Group stays focused on Boardman business
By Denise Dick
The committee met last week with incoming trustees.
BOARDMAN — A group of business-minded residents plans to remain active in offering recommendations for improvements to township officials.
The 10-member business citizens committee formed in mid-2008 to make recommendations to township leaders.
James Rosa, a certified public accountant who leads the group, said it remains active and met last week with trustees-elect Thomas Costello and Brad Calhoun.
“We discussed the history of what our involvement has been and what we have done,” Rosa said.
Committee members endorsed the township’s 2008 police and fire levy and offered recommendations to trustees for changes aimed at addressing financial difficulties.
Those recommendations included development of a capital-improvement budget, an end to the township’s reliance on inheritance-tax receipts for operating expenses and advice to focus on allowing no cost increases in upcoming labor contracts.
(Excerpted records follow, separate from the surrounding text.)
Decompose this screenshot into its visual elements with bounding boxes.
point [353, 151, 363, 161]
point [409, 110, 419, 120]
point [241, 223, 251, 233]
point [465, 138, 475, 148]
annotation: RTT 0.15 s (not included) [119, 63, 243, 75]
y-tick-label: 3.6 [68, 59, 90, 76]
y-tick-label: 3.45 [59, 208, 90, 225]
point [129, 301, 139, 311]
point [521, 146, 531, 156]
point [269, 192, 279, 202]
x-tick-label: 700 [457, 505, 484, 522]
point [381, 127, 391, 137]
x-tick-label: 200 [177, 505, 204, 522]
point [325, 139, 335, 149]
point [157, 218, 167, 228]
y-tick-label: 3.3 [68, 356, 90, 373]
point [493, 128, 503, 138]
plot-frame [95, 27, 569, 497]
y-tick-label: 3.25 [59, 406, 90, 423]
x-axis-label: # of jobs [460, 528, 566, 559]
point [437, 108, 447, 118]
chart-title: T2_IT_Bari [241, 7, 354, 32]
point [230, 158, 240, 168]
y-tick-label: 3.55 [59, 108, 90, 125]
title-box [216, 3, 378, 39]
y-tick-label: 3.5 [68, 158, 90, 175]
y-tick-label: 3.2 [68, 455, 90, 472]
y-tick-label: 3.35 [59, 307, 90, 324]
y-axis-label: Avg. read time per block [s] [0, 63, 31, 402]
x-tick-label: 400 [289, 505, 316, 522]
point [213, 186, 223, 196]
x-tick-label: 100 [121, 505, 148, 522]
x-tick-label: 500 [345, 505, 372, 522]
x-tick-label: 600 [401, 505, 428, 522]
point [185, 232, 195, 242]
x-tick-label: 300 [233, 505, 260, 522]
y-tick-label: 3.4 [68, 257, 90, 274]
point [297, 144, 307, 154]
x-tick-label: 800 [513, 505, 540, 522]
“We shared with them the information we have provided to the township over the last year and a half,” Rosa said.
The meeting with the trustees who take office next month went well, he said.
“I have great expectations that [the process] will work even better than it has in the past,” Rosa said.
Costello, who also served as trustee from 1999 to 2005, agreed that last week’s gathering, which also included Trustee Larry Moliterno and William Leicht, township fiscal officer, went well.
“I was very impressed,” Costello said. “These people have given a lot of personal time and effort for the benefit of Boardman.”
He sees the committee’s role as advisory but also as an avenue off which trustees may bounce ideas. Because they also have taken the time to learn about the township, its budget and operations, they’re in a position to know that achieving a particular goal in government isn’t always as easy as it may seem.
They can serve in an ambassador-type role in explaining things to others in the public, Costello said. Government doesn’t operate like a business.
He continues to review the packet of information from committee members.
“These are people I respect for their business knowledge and what they’ve accomplished,” Costello said. “I have to listen them because they’ve earned that respect.”
Even when the committee isn’t issuing recommendations to township officials, it remains active.
One member resigned recently for personal reasons, but the committee continues to meet monthly, he said.
“We’ve never had a meeting where less than half [of the members] attending,” Rosa said. “Most of them have had more than that.”